Hepatitis C (HCV) is a blood-borne and transmitted disease, caused by a virus that, as its name describes, causes inflammation of the Liver. Although a small percentage of infected individuals may clear the virus by natural immune-response processes, for most the disease is expressed as a slow progression of worsening liver inflammation that will eventually end with cirrhosis, possible liver cancer, and/or death. At the private, for-profit prison facility, owned and operated by the Corrections Corporation of America, located at Florence, Arizona, the program for the treatment of HCV is supervised by Physician Assistant Mike Green. Treatment for the most common genotype (genotype 1) consists of weekly injections of PEG-Intron (Peginterferon alfa-2b) and twice-daily oral doses of Ribasphere (Ripavirin, USP) usually 600 mg in the morning and 600 mg in the evening. The dosage for PEG-Intron is supposed to be based upon body weight.
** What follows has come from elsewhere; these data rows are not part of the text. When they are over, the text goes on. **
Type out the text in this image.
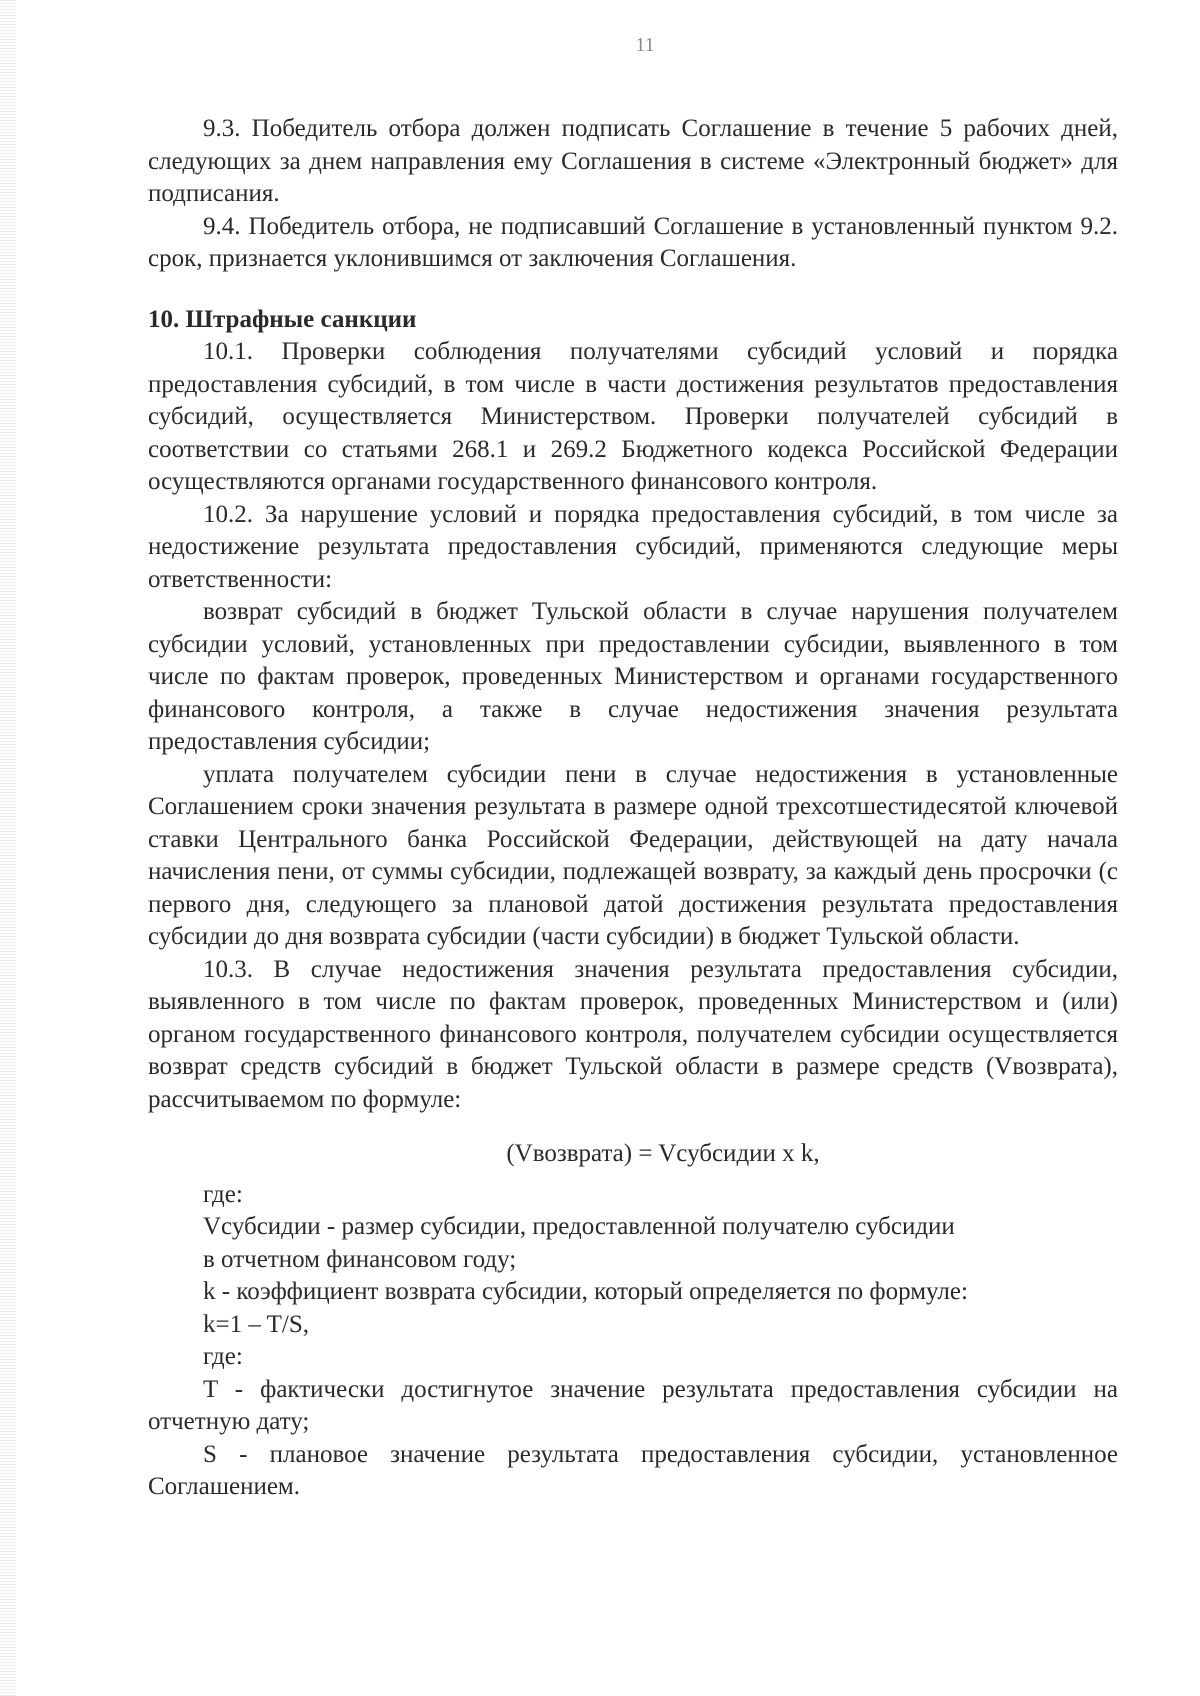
11

9.3. Победитель отбора должен подписать Соглашение в течение 5 рабочих дней, следующих за днем направления ему Соглашения в системе «Электронный бюджет» для подписания.

9.4. Победитель отбора, не подписавший Соглашение в установленный пунктом 9.2. срок, признается уклонившимся от заключения Соглашения.

10. Штрафные санкции

10.1. Проверки соблюдения получателями субсидий условий и порядка предоставления субсидий, в том числе в части достижения результатов предоставления субсидий, осуществляется Министерством. Проверки получателей субсидий в соответствии со статьями 268.1 и 269.2 Бюджетного кодекса Российской Федерации осуществляются органами государственного финансового контроля.

10.2. За нарушение условий и порядка предоставления субсидий, в том числе за недостижение результата предоставления субсидий, применяются следующие меры ответственности:

возврат субсидий в бюджет Тульской области в случае нарушения получателем субсидии условий, установленных при предоставлении субсидии, выявленного в том числе по фактам проверок, проведенных Министерством и органами государственного финансового контроля, а также в случае недостижения значения результата предоставления субсидии;

уплата получателем субсидии пени в случае недостижения в установленные Соглашением сроки значения результата в размере одной трехсотшестидесятой ключевой ставки Центрального банка Российской Федерации, действующей на дату начала начисления пени, от суммы субсидии, подлежащей возврату, за каждый день просрочки (с первого дня, следующего за плановой датой достижения результата предоставления субсидии до дня возврата субсидии (части субсидии) в бюджет Тульской области.

10.3. В случае недостижения значения результата предоставления субсидии, выявленного в том числе по фактам проверок, проведенных Министерством и (или) органом государственного финансового контроля, получателем субсидии осуществляется возврат средств субсидий в бюджет Тульской области в размере средств (Vвозврата), рассчитываемом по формуле:

(Vвозврата) = Vсубсидии x k,

где:

Vсубсидии - размер субсидии, предоставленной получателю субсидии

в отчетном финансовом году;

k - коэффициент возврата субсидии, который определяется по формуле:

k=1 – T/S,

где:

T - фактически достигнутое значение результата предоставления субсидии на отчетную дату;

S - плановое значение результата предоставления субсидии, установленное Соглашением.
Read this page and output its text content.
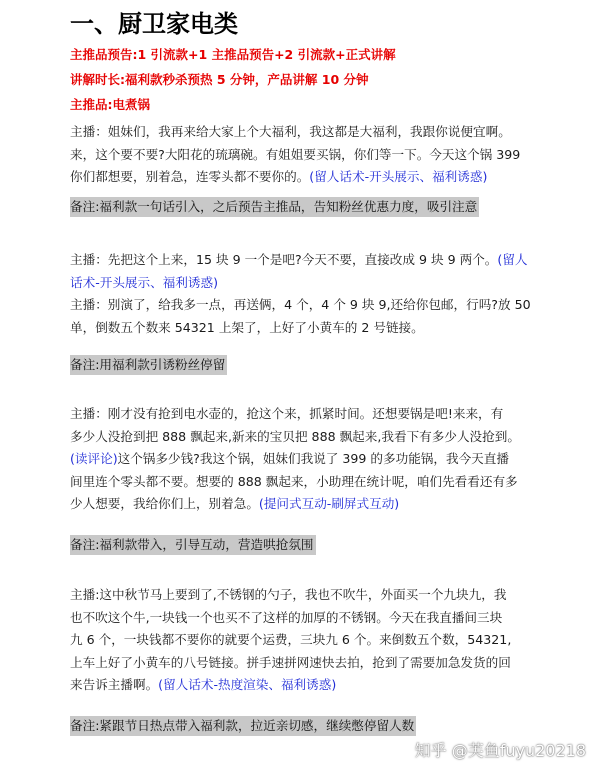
一、厨卫家电类

主推品预告:1 引流款+1 主推品预告+2 引流款+正式讲解

讲解时长:福利款秒杀预热 5 分钟，产品讲解 10 分钟

主推品:电煮锅

主播：姐妹们，我再来给大家上个大福利，我这都是大福利，我跟你说便宜啊。
来，这个要不要?大阳花的琉璃碗。有姐姐要买锅，你们等一下。今天这个锅 399
你们都想要，别着急，连零头都不要你的。(留人话术-开头展示、福利诱惑)
备注:福利款一句话引入，之后预告主推品，告知粉丝优惠力度，吸引注意
主播：先把这个上来，15 块 9 一个是吧?今天不要，直接改成 9 块 9 两个。(留人
话术-开头展示、福利诱惑)
主播：别演了，给我多一点，再送俩，4 个，4 个 9 块 9,还给你包邮，行吗?放 50
单，倒数五个数来 54321 上架了，上好了小黄车的 2 号链接。
备注:用福利款引诱粉丝停留
主播：刚才没有抢到电水壶的，抢这个来，抓紧时间。还想要锅是吧!来来，有
多少人没抢到把 888 飘起来,新来的宝贝把 888 飘起来,我看下有多少人没抢到。
(读评论)这个锅多少钱?我这个锅，姐妹们我说了 399 的多功能锅，我今天直播
间里连个零头都不要。想要的 888 飘起来，小助理在统计呢，咱们先看看还有多
少人想要，我给你们上，别着急。(提问式互动-刷屏式互动)
备注:福利款带入，引导互动，营造哄抢氛围
主播:这中秋节马上要到了,不锈钢的勺子，我也不吹牛，外面买一个九块九，我
也不吹这个牛,一块钱一个也买不了这样的加厚的不锈钢。今天在我直播间三块
九 6 个，一块钱都不要你的就要个运费，三块九 6 个。来倒数五个数，54321,
上车上好了小黄车的八号链接。拼手速拼网速快去拍，抢到了需要加急发货的回
来告诉主播啊。(留人话术-热度渲染、福利诱惑)
备注:紧跟节日热点带入福利款，拉近亲切感，继续憋停留人数
知乎 @芙鱼fuyu20218
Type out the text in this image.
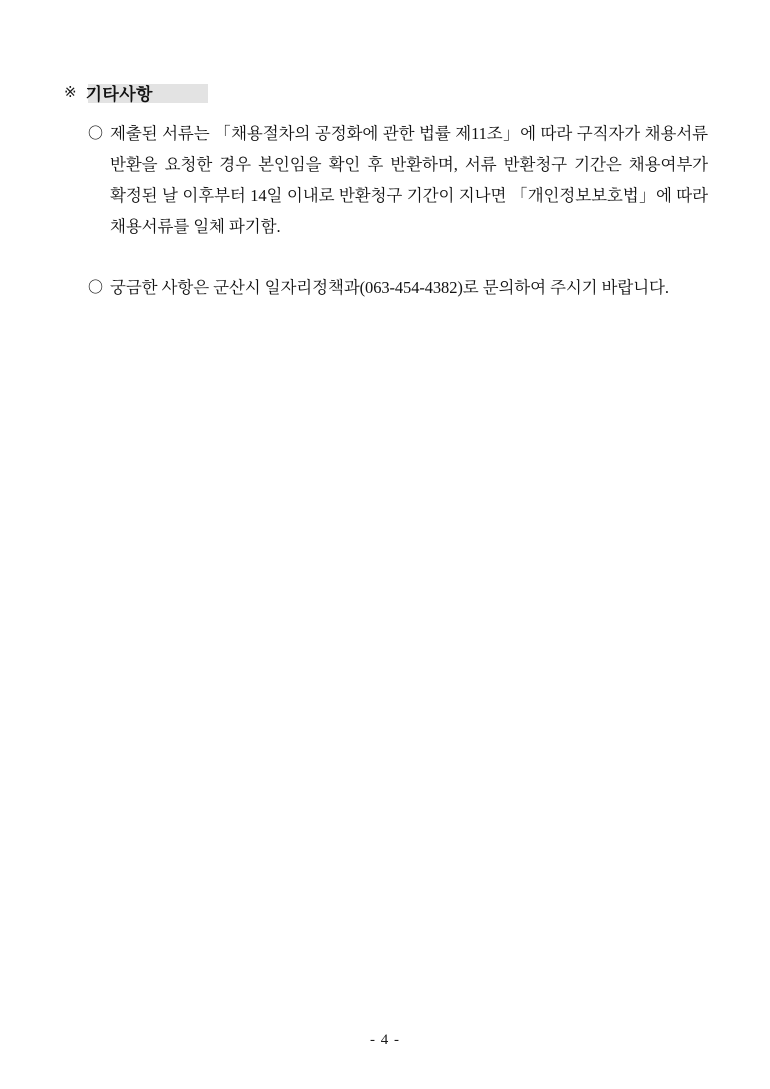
※ 기타사항
〇 제출된 서류는 「채용절차의 공정화에 관한 법률 제11조」에 따라 구직자가 채용서류 반환을 요청한 경우 본인임을 확인 후 반환하며, 서류 반환청구 기간은 채용여부가 확정된 날 이후부터 14일 이내로 반환청구 기간이 지나면 「개인정보보호법」에 따라 채용서류를 일체 파기함.
〇 궁금한 사항은 군산시 일자리정책과(063-454-4382)로 문의하여 주시기 바랍니다.
- 4 -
Physician Assistant Mike Green has been given complete autonomy to administer the HCV treatment program. In the earliest discussions with this writer, concerning treatment, P.A. Green stated that he didnt know the exact number of prisoners he had treated, but that it was between 30 and 60 prisoners. Prior to my beginning HCV treatment, the previous physician at this facility, Dr. Barnett, informed me that P.A. Green would determine whether to submit my case for treatment approval and, if approved, would oversee my treatment. The physician presently employed at this facility, Dr. Stapler, when addressing my questions as to appropriate dosages, etc., informed me that she did not know the providers treatment protocol, nor was she familiar with the drug manufacturers dosage recommendations. As will become apparent, the autonomy given P.A. Green is neither granted by his license, nor warranted by his expertise, and, the failure of this facilitys physicians to properly oversee P.A. Greens decisions and actions constitute negligence and the abandonment of their responsibility.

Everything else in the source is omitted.